According to the latest Purchasing Managers’ Index, business activity in Africa’s most populous nation improved marginally in September for the first time in five months.

The Stanbic IBTC Bank’s PMI data, showed the headline index increased to 51.1 from 50.2 in the previous month, the lowest point over the past five months.

“New orders increased for the sixth month running in September as some firms signalled an improvement in demand. Three of the four monitored sectors saw output expand, the exception being manufacturing,” the index report said.

BusinessDay reported last month that the impact from the petrol subsidy removal and naira devaluation dropped the outlook of Nigeria’s employment conditions for Q3.

Data from the latest aggregate Manufacturers CEO’s Confidence Index of MAN showed that the projected employment conditions deteriorated below the 50 benchmark points to 46.6 points, the lowest in 30 months from 47.8 points in the previous quarter.

Read also Job losses rise as 4m small businesses shut in two months

The indicator, which declined for the fourth straight quarter, is the lowest compared to others such as current business condition (48.9), current employment condition (50.2), business condition for the next three months (58) and production level for the next three months (59.8).

“The decline underscores the persistent harsh operating business environment for manufacturers which was occasioned by escalating energy cost as well as necessary but poorly coordinated subsidy and exchange rate reforms,” manufacturers said.

According to Israel Odubola, a Lagos-based research economist, the manufacturing sector is one of the major job-creating sectors in the economy and the decline in the employment level does not bode well for the economy at large.

“The high cost of diesel and foreign exchange crisis is affecting the operations of the sector, thereby weakening its job-creating capacity,” he added.

The challenging macroeconomic issues impacted the sector’s growth rate in Q2 as its growth rate slowed to the lowest in three years.
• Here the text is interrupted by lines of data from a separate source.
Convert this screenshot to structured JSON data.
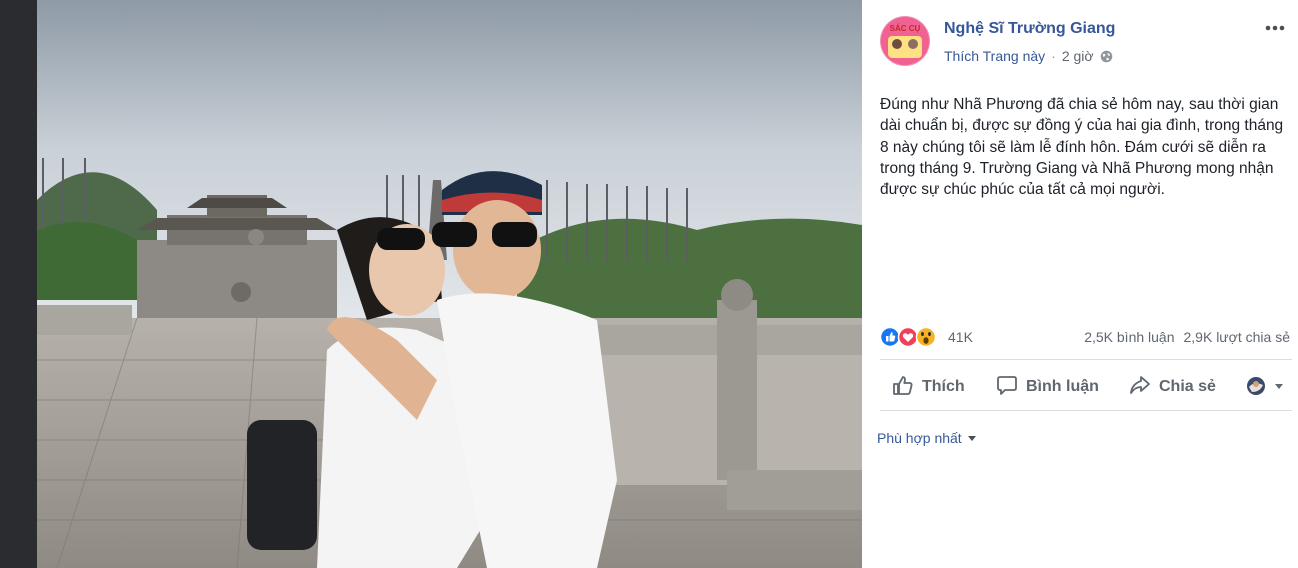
{
  "post": {
    "page_name": "Nghệ Sĩ Trường Giang",
    "like_page_label": "Thích Trang này",
    "separator": "·",
    "time": "2 giờ",
    "privacy_icon": "globe-icon",
    "more_icon": "more-dots-icon",
    "avatar_text": "SÁC CỤ",
    "text": "Đúng như Nhã Phương đã chia sẻ hôm nay, sau thời gian dài chuẩn bị, được sự đồng ý của hai gia đình, trong tháng 8 này chúng tôi sẽ làm lễ đính hôn. Đám cưới sẽ diễn ra trong tháng 9. Trường Giang và Nhã Phương mong nhận được sự chúc phúc của tất cả mọi người."
  },
  "reactions": {
    "icons": [
      "like-reaction-icon",
      "love-reaction-icon",
      "wow-reaction-icon"
    ],
    "count": "41K",
    "comments": "2,5K bình luận",
    "shares": "2,9K lượt chia sẻ"
  },
  "actions": {
    "like_label": "Thích",
    "comment_label": "Bình luận",
    "share_label": "Chia sẻ"
  },
  "comments": {
    "sort_label": "Phù hợp nhất"
  },
  "colors": {
    "link": "#365899",
    "like_blue": "#1877f2",
    "love_red": "#f33e58",
    "wow_yellow": "#f7b125",
    "text": "#1d2129",
    "muted": "#606770"
  }
}
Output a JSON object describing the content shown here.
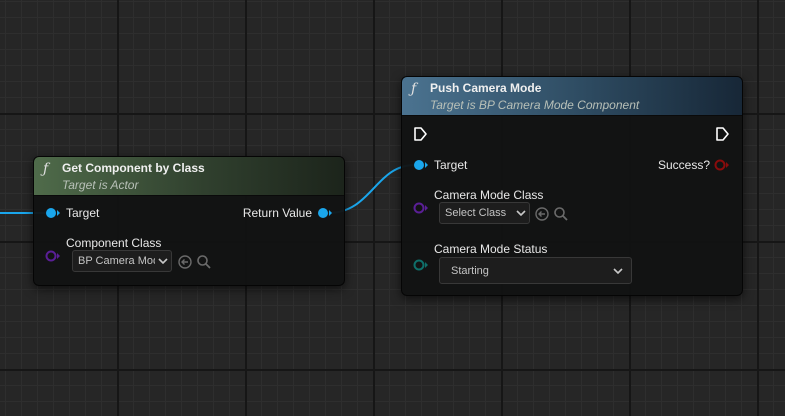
{
  "nodes": {
    "get_component": {
      "title": "Get Component by Class",
      "subtitle": "Target is Actor",
      "fn_icon": "function-icon",
      "header_color": "#4f6b4a",
      "pins": {
        "target": "Target",
        "return_value": "Return Value",
        "component_class": "Component Class",
        "component_class_value": "BP Camera Mode"
      }
    },
    "push_camera": {
      "title": "Push Camera Mode",
      "subtitle": "Target is BP Camera Mode Component",
      "fn_icon": "function-icon",
      "header_color": "#4b7390",
      "pins": {
        "target": "Target",
        "success": "Success?",
        "camera_mode_class": "Camera Mode Class",
        "camera_mode_class_value": "Select Class",
        "camera_mode_status": "Camera Mode Status",
        "camera_mode_status_value": "Starting"
      }
    }
  },
  "colors": {
    "object_pin": "#1aa6ec",
    "class_pin": "#5a1f96",
    "enum_pin": "#0f6f6a",
    "bool_pin": "#8a0c0c",
    "exec_pin": "#ffffff"
  }
}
Data from the NBS shows that the real GDP growth of the sector stood at 2.2 percent in Q2, the lowest since Q2 2020.

The Q2 growth rate is however higher than the 2.31 percent recorded in the previous quarter, when the country experienced an unprecedented cash crunch that dampened business activity.

“Though the sector’s growth rate improved slightly to 2.2 percent compared with 1.61 percent in Q1, we believe conditions will worsen in the second half of the year,” analysts at CSL Research said in a recent note.

In July, the Nigerian Association of Small and Medium Enterprises told BusinessDay that about 10 percent of the 40 million Micro, Small, and Medium Enterprises in the country had shut down since the subsidy removal.